You’ve probably noticed that my approach to writing, both in general and especially when reviewing software, is not typical. I write in the first person, referring to myself as “I,” rather than as some unidentified voice or indirectly as “the author.” I want you to feel as if I’m speaking to you and I want to take full responsibility for everything that I say.
When I talk about products, even when reviewing them negatively, I refer to them and their makers by name. This includes individuals, such as Andrew Cardno of Bis2, the creator of this company’s new Super Graphics, which I reviewed in the edition of the Visual Business Intelligence Newsletter that was published today. I don’t do this to make it personal—it is personal, and I choose to acknowledge the fact. It’s too easy to hide behind indirect references, pretending that products are made by abstract entities called companies. Real people are behind the products. Real people are behind marketing campaigns. Real people are behind every decision that’s made in a company. I believe that if I know who these people are, I should acknowledge them, not only when speaking favorably but unfavorably as well. I believe that, however difficult and at times painful, this is an act of respect, much like looking a fellow directly in the eyes when talking to him.

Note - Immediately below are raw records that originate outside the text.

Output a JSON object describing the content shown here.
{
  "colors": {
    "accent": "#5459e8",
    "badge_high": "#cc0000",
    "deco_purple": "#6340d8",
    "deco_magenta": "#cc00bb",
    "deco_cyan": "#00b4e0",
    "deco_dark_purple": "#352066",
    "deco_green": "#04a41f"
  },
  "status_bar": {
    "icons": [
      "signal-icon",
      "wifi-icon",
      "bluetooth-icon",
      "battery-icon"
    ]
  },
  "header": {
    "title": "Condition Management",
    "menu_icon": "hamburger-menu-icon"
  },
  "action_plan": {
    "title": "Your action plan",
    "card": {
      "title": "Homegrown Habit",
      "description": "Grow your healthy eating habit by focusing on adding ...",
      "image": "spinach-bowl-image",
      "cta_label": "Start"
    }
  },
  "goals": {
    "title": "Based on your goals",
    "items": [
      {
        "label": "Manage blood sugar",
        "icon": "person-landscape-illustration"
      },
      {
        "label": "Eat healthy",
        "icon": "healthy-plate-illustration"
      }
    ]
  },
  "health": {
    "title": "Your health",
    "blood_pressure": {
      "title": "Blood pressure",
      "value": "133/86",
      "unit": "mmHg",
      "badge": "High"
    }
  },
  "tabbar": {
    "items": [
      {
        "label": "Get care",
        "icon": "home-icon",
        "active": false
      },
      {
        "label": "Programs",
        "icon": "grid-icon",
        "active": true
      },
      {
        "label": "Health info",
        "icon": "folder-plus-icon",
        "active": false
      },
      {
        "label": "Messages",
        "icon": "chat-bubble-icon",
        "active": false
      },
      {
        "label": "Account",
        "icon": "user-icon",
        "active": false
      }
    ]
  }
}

Just as governments are improved by transparency, by holding politicians and other decision makers liable for their acts, the business intelligence industry likewise benefits when we put faces on the organizations and products that comprise it. We should take responsibility for our work and our decisions. When we screw up we shouldn’t hide behind obfuscations such as “mistakes were made.” When we disagree with one another, we should face one another directly and argue our positions. No matter what the cost, if we care about this industry, we should always state the truth as we know it, not what’s convenient or self-serving. When a company makes false claims, we shouldn’t excuse those claims as “marketing,” as if that somehow justifies deceit. Lies and products that don’t work are toxic. Given the sad track record of the business intelligence industry to deliver on its promise, it’s no wonder people are wary. Our industry will benefit from honesty, directness, a personal sense of responsibility, and, of course, from products, services, and opinions that are actually worthwhile. Not only worthwhile to ourselves but especially to those who rely on those products, services, and opinions. This is the “next generation BI” that I’d like to see—not new jargon to reanimate tired old ideas, but real solutions that help people make sense of information, present it clearly, and use it to make wise decisions.